Governor Gavin Newsom has signed off on a $262 billion budget for the state’s new fiscal year that starts on July 1. The plan is crammed full of spending for all kinds of programs, funded in part by federal COVID relief aid and an unexpected windfall in tax revenue from wealthy Californians.   

KCRW looks over the new budget and what it means long-term with Katie Orr, a Sacramento-based politics reporter for KQED. 

KCRW: The governor and legislative Democrats, who hold a supermajority, have called this a “transformative” budget. What do they mean by that?

Katie Orr: “This whole budget is really built around the idea from Democratic leaders of transforming the way the state is run, and lifting up people who might not be as fortunate. 

I think the most direct example of that is the Golden State stimulus, which would provide $8 billion to eligible Californians in direct cash payments, as a way to help them recover financially from COVID. 

But there are also programs like expanding Medi-Cal to eligible undocumented adults 50 and older. 

There's an effort underway to implement universal transitional kindergarten throughout the state, which is a program for 4 year olds who aren't quite old enough to go into traditional kindergarten.

There is a massive expansion of California's social services to help lower-income people who need assistance.”

There’s also a big expansion in homelessness aid.

“Right, homelessness has been something that California has struggled with for a long time. But during the pandemic, when a lot of people lost their jobs and perhaps lost their housing, it became even more of a pressing issue. So in this budget, Governor Gavin Newsom and the state Legislature agreed to spend $12 billion over a two-year period to try to combat homelessness. That includes money that will go directly to local governments so that they can spend it where they see fit in their communities.”

Meanwhile, Governor Newsom’s opponents are trying to force him out of office via a recall election.  Is the governor trying to win over voters with state spending?

“Newsom and the legislative Democrats certainly aren't making any secret of the fact that they want to make the state a more equitable place, and they are using the budget, and what they're funding through the budget, to help them get there. 

The state is a majority Democratic state. And those kinds of issues are things that Democrats tend to support. So it would follow that they would be supportive of keeping him in office because they like what he's doing with this budget. It bolsters his case that he's the guy that should lead the state for the rest of his first term, and hopefully for him, into his second term. 

But it does raise some questions about how much money California is spending. We’re in good financial times now, but that certainly won't always be the case.” 

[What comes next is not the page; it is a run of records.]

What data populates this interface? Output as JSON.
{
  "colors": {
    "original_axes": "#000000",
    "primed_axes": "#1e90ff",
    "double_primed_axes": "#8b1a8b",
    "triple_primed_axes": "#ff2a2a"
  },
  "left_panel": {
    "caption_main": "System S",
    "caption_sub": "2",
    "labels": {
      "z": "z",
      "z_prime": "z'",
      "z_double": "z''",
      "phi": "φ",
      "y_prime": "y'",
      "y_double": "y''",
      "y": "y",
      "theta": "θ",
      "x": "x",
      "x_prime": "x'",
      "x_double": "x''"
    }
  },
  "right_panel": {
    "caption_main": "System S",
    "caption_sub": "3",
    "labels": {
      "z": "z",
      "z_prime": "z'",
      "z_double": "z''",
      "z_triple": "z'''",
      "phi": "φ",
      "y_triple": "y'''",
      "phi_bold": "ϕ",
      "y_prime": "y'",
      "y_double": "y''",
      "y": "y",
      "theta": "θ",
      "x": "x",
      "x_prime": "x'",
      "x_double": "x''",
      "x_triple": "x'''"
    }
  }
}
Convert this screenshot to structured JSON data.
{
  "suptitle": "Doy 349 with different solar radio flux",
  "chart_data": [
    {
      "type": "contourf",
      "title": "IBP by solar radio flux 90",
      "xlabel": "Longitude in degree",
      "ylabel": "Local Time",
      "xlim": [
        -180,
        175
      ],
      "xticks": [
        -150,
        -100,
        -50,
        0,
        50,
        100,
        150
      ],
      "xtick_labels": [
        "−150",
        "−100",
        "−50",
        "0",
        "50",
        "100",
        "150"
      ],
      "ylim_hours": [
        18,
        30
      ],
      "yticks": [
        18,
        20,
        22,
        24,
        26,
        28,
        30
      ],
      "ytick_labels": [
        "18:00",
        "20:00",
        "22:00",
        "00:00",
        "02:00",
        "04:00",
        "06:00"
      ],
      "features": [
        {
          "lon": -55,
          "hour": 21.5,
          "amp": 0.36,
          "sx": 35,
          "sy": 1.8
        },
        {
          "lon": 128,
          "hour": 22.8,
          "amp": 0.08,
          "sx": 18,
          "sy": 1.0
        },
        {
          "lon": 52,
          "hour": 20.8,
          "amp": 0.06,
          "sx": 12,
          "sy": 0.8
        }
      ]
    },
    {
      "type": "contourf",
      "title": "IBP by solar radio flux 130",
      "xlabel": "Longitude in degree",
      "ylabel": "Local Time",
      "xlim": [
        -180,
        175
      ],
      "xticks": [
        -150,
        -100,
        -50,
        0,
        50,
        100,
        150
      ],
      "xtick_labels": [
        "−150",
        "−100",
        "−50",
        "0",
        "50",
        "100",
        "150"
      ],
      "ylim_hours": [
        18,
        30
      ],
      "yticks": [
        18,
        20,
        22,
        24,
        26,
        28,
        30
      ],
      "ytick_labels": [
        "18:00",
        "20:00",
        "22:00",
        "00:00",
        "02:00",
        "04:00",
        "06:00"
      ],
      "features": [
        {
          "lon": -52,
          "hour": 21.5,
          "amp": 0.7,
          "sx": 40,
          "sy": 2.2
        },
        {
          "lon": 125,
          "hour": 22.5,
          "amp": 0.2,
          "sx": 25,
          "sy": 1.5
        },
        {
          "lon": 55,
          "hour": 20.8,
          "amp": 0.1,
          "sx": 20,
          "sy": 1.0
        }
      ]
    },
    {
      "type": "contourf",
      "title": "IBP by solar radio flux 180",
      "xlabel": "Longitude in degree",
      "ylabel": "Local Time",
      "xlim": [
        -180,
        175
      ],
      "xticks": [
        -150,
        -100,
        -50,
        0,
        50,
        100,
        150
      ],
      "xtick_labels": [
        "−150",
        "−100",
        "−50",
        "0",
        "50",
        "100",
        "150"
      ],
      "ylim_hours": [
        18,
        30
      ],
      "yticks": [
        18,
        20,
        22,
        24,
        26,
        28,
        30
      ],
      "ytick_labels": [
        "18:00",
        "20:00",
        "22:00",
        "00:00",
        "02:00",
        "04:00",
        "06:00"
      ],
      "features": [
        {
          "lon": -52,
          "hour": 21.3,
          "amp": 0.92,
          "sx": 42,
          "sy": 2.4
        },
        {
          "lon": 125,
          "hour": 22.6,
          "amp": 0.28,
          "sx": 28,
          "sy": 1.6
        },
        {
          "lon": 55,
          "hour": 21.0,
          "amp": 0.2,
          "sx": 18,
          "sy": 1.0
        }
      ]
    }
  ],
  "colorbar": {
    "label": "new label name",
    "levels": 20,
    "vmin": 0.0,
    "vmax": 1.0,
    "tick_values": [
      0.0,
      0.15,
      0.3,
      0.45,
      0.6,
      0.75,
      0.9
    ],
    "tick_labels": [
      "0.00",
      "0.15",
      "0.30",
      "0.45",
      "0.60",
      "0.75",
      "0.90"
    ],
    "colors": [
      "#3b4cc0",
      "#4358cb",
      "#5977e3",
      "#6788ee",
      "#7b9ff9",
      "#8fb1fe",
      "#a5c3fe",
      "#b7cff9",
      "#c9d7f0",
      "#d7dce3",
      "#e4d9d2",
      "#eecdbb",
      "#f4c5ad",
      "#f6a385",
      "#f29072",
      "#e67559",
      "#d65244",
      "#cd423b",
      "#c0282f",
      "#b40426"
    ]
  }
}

This budget sets up significant new programs. Can the state sustain those programs once the COVID relief funding is gone?

“Once the federal money is gone, I think the state believes its own tax revenues will still support these programs. Again, it got $75 billion in tax revenue it was not expecting this year. That’s because it relies so heavily on our top earners and how they do in the stock market. 

But the stock market is volatile, and California’s tax base is notoriously volatile because it's tied to the stock market. And so to some extent, yes, I think lawmakers are taking a risk by putting in place all this ongoing spending and hoping they're able to sustain it in coming years. 

A lot of these programs have money attached to them for two years going out, three years going out. But what happens in five years, six years, seven years? They don't know. They can make their projections, but it is possible if we see a significant recession [that] the state would have to cut back on some of these programs.”